Once a major late 19th-century river port, Bourke retains much of its heritage. Whether the Darling is at its lowest ebb or brimming with life, Bourke is a fascinating place to spend some time.

Charles Sturt passed through in 1824, followed by Thomas Mitchell in 1835. Mitchell constructed what he called a fort, which was little more than a shed constructed on logs, and called it Fort Bourke. Eventually, the township of Bourke developed about 13 km from this fortification.
For a couple of decades from the early 1860s, Bourke and other towns along the Darling River became important trading centers and transportation hubs.

Bourke is located in North West NSW on the banks of the Darling River. It's approximately 772km from Sydney, 1000km from Melbourne, 930km from Brisbane and 1130km from Adelaide.

This grand building was a former Bank. It is for sale!
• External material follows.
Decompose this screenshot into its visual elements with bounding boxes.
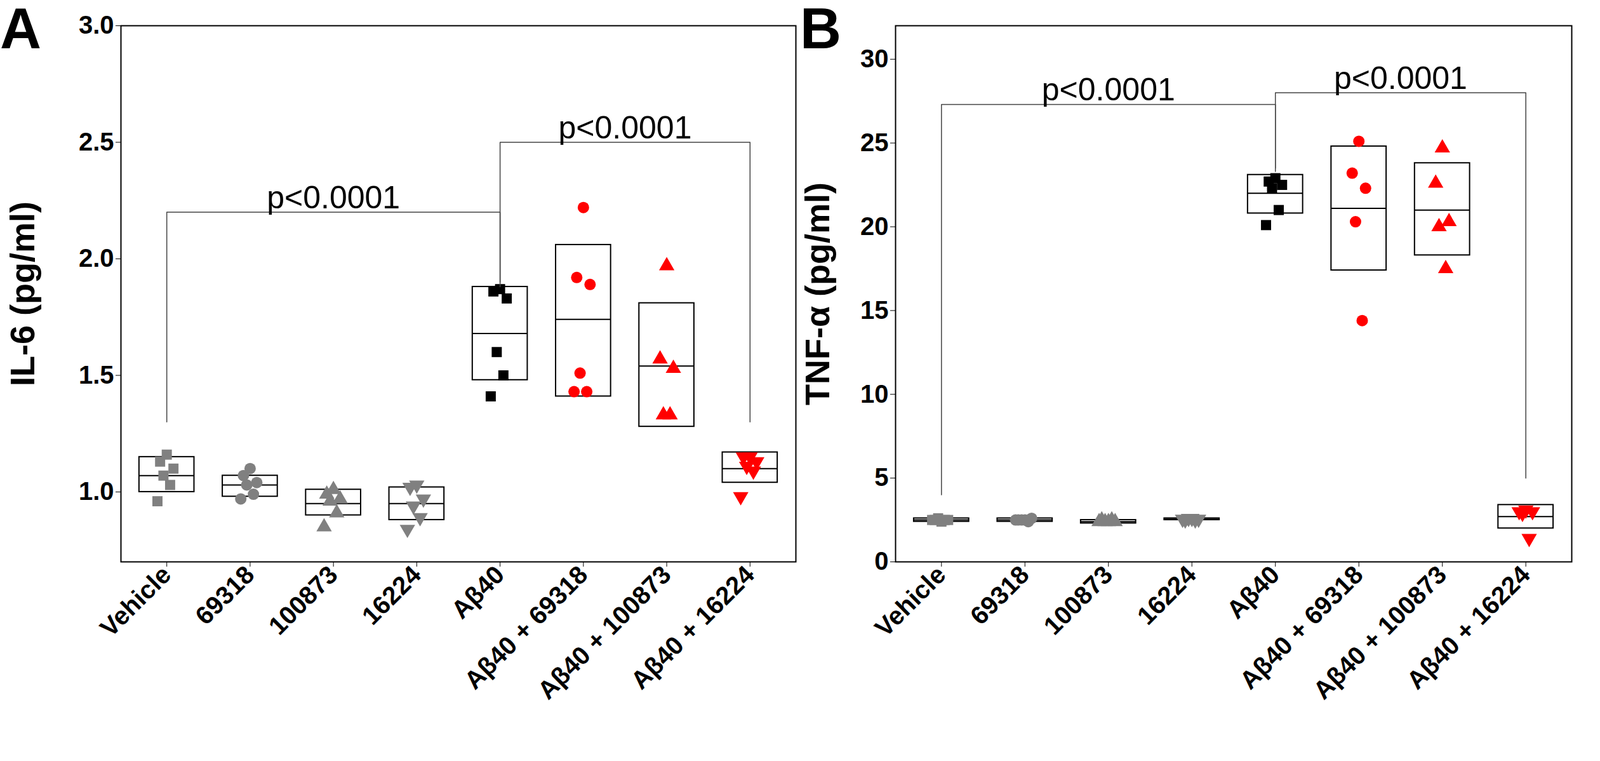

It would make a splendid home and perhaps a B and B; perhaps if I were "a bit younger"!

No roundabouts; no traffic lights....I wonder why? Can you guess?

Many interesting and beautiful houses from more prosperous times...

No traffic jams...

The Darling River;

Unfortunately, the Darling is in poor health, suffering from overuse of its waters, pollution from pesticide runoff and prolonged drought. In some years it barely flows at all. The river has a high salt content and declining water quality. To quote a Henry Lawson poem:
The skies are brass and the plains are bare,
Death and ruin are everywhere;
And all that is left of the last year's flood
Is a sickly stream on the grey-black mud;
The salt-springs bubble and the quagmires quiver,
And this is the dirge of the Darling River.